Dienstag, 11. Januar 2011

Anlässlich des Todesfalls, der nach der Abschiebung einer 47 Jahre alten Roma aus Rheinland-Pfalz in das Kosovo zu beklagen ist (vgl. Artikel in der Frankfurter Rundschau von heute: ‚Kosovarin stirbt nach Abschiebung'), erklärt Barbara Cárdenas, migrationspolitische Sprecherin der Fraktion DIE LINKE. im Hessischen Landtag:

„Die Abschiebung und der daraus resultierende Abbruch dringend notwendiger ärztlicher Behandlung der kranken Roma im Dezember war unverantwortlich angesichts der durch Fachärzte bestätigten Krankheitssymptome. Die traurige Gegenwart im Kosovo sind Armut, Diskriminierung und eine Arbeitslosigkeit von 90 Prozent sowie der Ausschluss aus sozialen Sicherungssystemen und guter ärztlicher Behandlung.

DIE LINKE fordert deshalb, wie viele Flüchtlingsinitiativen und Menschenrechtsorganisationen, die sofortige Aussetzung der Abschiebungen und eine sicheres Aufenthaltsrecht für alle Roma."

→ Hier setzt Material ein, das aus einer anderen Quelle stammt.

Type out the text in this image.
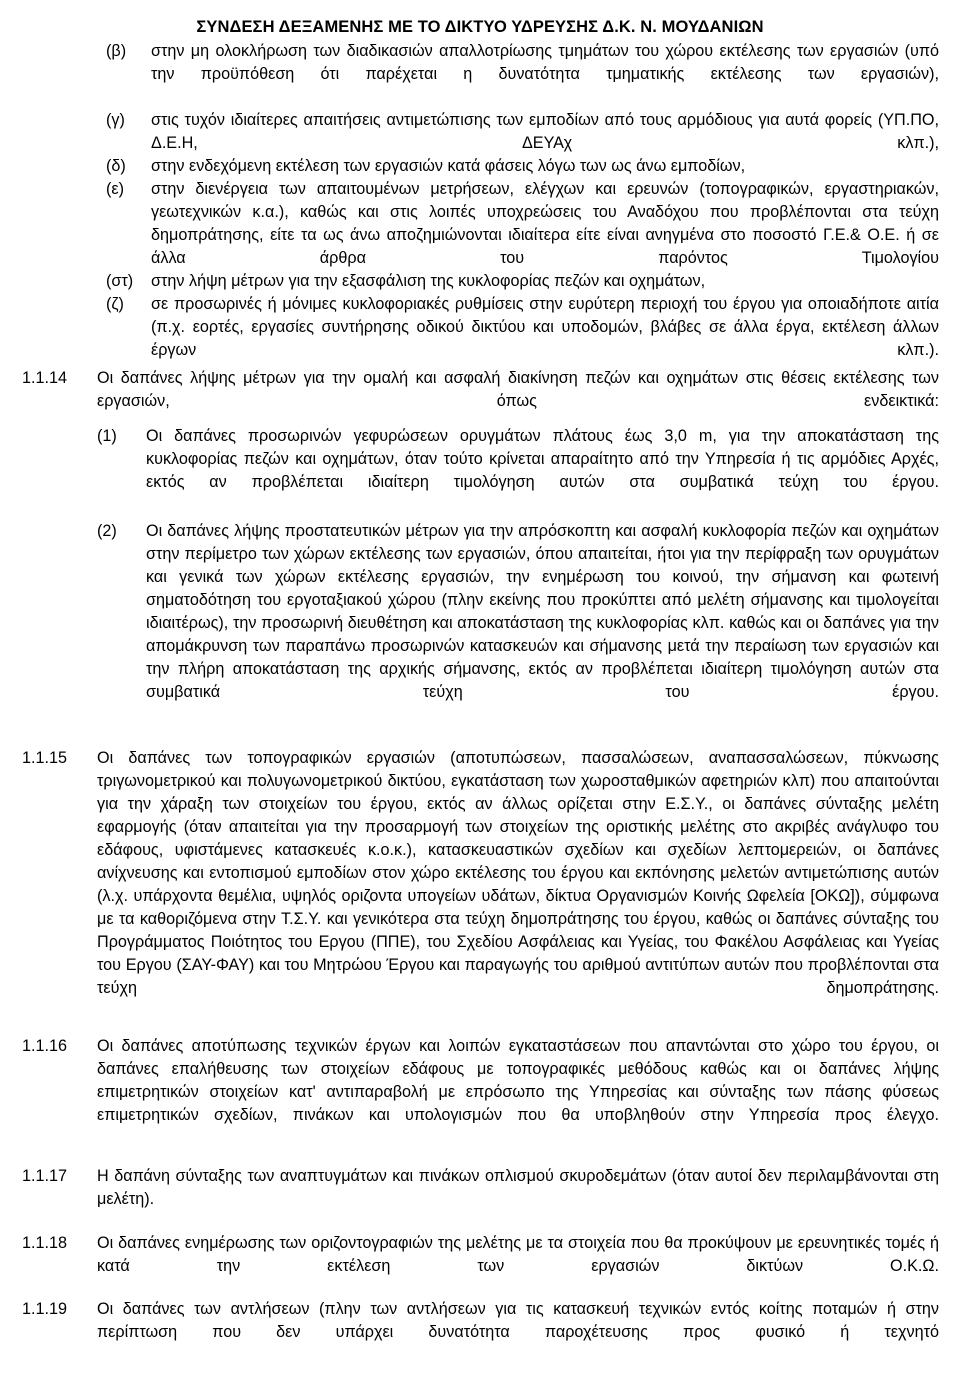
ΣΥΝΔΕΣΗ ΔΕΞΑΜΕΝΗΣ ΜΕ ΤΟ ΔΙΚΤΥΟ ΥΔΡΕΥΣΗΣ Δ.Κ. Ν. ΜΟΥΔΑΝΙΩΝ
(β) στην μη ολοκλήρωση των διαδικασιών απαλλοτρίωσης τμημάτων του χώρου εκτέλεσης των εργασιών (υπό την προϋπόθεση ότι παρέχεται η δυνατότητα τμηματικής εκτέλεσης των εργασιών),
(γ) στις τυχόν ιδιαίτερες απαιτήσεις αντιμετώπισης των εμποδίων από τους αρμόδιους για αυτά φορείς (ΥΠ.ΠΟ, Δ.Ε.Η, ΔΕΥΑχ κλπ.),
(δ) στην ενδεχόμενη εκτέλεση των εργασιών κατά φάσεις λόγω των ως άνω εμποδίων,
(ε) στην διενέργεια των απαιτουμένων μετρήσεων, ελέγχων και ερευνών (τοπογραφικών, εργαστηριακών, γεωτεχνικών κ.α.), καθώς και στις λοιπές υποχρεώσεις του Αναδόχου που προβλέπονται στα τεύχη δημοπράτησης, είτε τα ως άνω αποζημιώνονται ιδιαίτερα είτε είναι ανηγμένα στο ποσοστό Γ.Ε.& Ο.Ε. ή σε άλλα άρθρα του παρόντος Τιμολογίου
(στ) στην λήψη μέτρων για την εξασφάλιση της κυκλοφορίας πεζών και οχημάτων,
(ζ) σε προσωρινές ή μόνιμες κυκλοφοριακές ρυθμίσεις στην ευρύτερη περιοχή του έργου για οποιαδήποτε αιτία (π.χ. εορτές, εργασίες συντήρησης οδικού δικτύου και υποδομών, βλάβες σε άλλα έργα, εκτέλεση άλλων έργων κλπ.).
1.1.14 Οι δαπάνες λήψης μέτρων για την ομαλή και ασφαλή διακίνηση πεζών και οχημάτων στις θέσεις εκτέλεσης των εργασιών, όπως ενδεικτικά:
(1) Οι δαπάνες προσωρινών γεφυρώσεων ορυγμάτων πλάτους έως 3,0 m, για την αποκατάσταση της κυκλοφορίας πεζών και οχημάτων, όταν τούτο κρίνεται απαραίτητο από την Υπηρεσία ή τις αρμόδιες Αρχές, εκτός αν προβλέπεται ιδιαίτερη τιμολόγηση αυτών στα συμβατικά τεύχη του έργου.
(2) Οι δαπάνες λήψης προστατευτικών μέτρων για την απρόσκοπτη και ασφαλή κυκλοφορία πεζών και οχημάτων στην περίμετρο των χώρων εκτέλεσης των εργασιών, όπου απαιτείται, ήτοι για την περίφραξη των ορυγμάτων και γενικά των χώρων εκτέλεσης εργασιών, την ενημέρωση του κοινού, την σήμανση και φωτεινή σηματοδότηση του εργοταξιακού χώρου (πλην εκείνης που προκύπτει από μελέτη σήμανσης και τιμολογείται ιδιαιτέρως), την προσωρινή διευθέτηση και αποκατάσταση της κυκλοφορίας κλπ. καθώς και οι δαπάνες για την απομάκρυνση των παραπάνω προσωρινών κατασκευών και σήμανσης μετά την περαίωση των εργασιών και την πλήρη αποκατάσταση της αρχικής σήμανσης, εκτός αν προβλέπεται ιδιαίτερη τιμολόγηση αυτών στα συμβατικά τεύχη του έργου.
1.1.15 Οι δαπάνες των τοπογραφικών εργασιών (αποτυπώσεων, πασσαλώσεων, αναπασσαλώσεων, πύκνωσης τριγωνομετρικού και πολυγωνομετρικού δικτύου, εγκατάσταση των χωροσταθμικών αφετηριών κλπ) που απαιτούνται για την χάραξη των στοιχείων του έργου, εκτός αν άλλως ορίζεται στην Ε.Σ.Υ., οι δαπάνες σύνταξης μελέτη εφαρμογής (όταν απαιτείται για την προσαρμογή των στοιχείων της οριστικής μελέτης στο ακριβές ανάγλυφο του εδάφους, υφιστάμενες κατασκευές κ.ο.κ.), κατασκευαστικών σχεδίων και σχεδίων λεπτομερειών, οι δαπάνες ανίχνευσης και εντοπισμού εμποδίων στον χώρο εκτέλεσης του έργου και εκπόνησης μελετών αντιμετώπισης αυτών (λ.χ. υπάρχοντα θεμέλια, υψηλός οριζοντα υπογείων υδάτων, δίκτυα Οργανισμών Κοινής Ωφελεία [ΟΚΩ]), σύμφωνα με τα καθοριζόμενα στην Τ.Σ.Υ. και γενικότερα στα τεύχη δημοπράτησης του έργου, καθώς οι δαπάνες σύνταξης του Προγράμματος Ποιότητος του Εργου (ΠΠΕ), του Σχεδίου Ασφάλειας και Υγείας, του Φακέλου Ασφάλειας και Υγείας του Εργου (ΣΑΥ-ΦΑΥ) και του Μητρώου Έργου και παραγωγής του αριθμού αντιτύπων αυτών που προβλέπονται στα τεύχη δημοπράτησης.
1.1.16 Οι δαπάνες αποτύπωσης τεχνικών έργων και λοιπών εγκαταστάσεων που απαντώνται στο χώρο του έργου, οι δαπάνες επαλήθευσης των στοιχείων εδάφους με τοπογραφικές μεθόδους καθώς και οι δαπάνες λήψης επιμετρητικών στοιχείων κατ' αντιπαραβολή με επρόσωπο της Υπηρεσίας και σύνταξης των πάσης φύσεως επιμετρητικών σχεδίων, πινάκων και υπολογισμών που θα υποβληθούν στην Υπηρεσία προς έλεγχο.
1.1.17 Η δαπάνη σύνταξης των αναπτυγμάτων και πινάκων οπλισμού σκυροδεμάτων (όταν αυτοί δεν περιλαμβάνονται στη μελέτη).
1.1.18 Οι δαπάνες ενημέρωσης των οριζοντογραφιών της μελέτης με τα στοιχεία που θα προκύψουν με ερευνητικές τομές ή κατά την εκτέλεση των εργασιών δικτύων Ο.Κ.Ω.
1.1.19 Οι δαπάνες των αντλήσεων (πλην των αντλήσεων για τις κατασκευή τεχνικών εντός κοίτης ποταμών ή στην περίπτωση που δεν υπάρχει δυνατότητα παροχέτευσης προς φυσικό ή τεχνητό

DIE LINKE appelliere nochmals an die Hessische Landesregierung, eine dauerhafte Bleiberechtsregelung insbesondere für Roma aus dem Kosovo umzusetzen, so Cárdenas. Eine solche Regelung sei gerade vor dem Hintergrund der Ermordung von 500 000 Sinti und Roma im Holocaust und einer daraus erwachsenen historischen Verantwortung Deutschlands geboten.

Cárdenas: „Es reicht nicht aus, in einer historischen Ausstellung im Hessischen Landtag an die Diskriminierung und Verfolgung der Sinti und Roma in der Vergangenheit zu erinnern, wenngleich dies sinnvoll und notwendig ist. Es muss darüber hinaus darum gehen, Lehren aus der Geschichte zu ziehen - eine lautet: Vor Not, Diskriminierung und Verfolgung fliehenden Menschen muss Schutz gewährt werden."

Hinweis: Von heute an und noch bis zum 30. Januar ist im Foyer des Hessischen Landtags die Ausstellung ‚Hornhaut auf der Seele – Die Geschichte zur Verfolgung der Sinti und Roma in Hessen' zu sehen.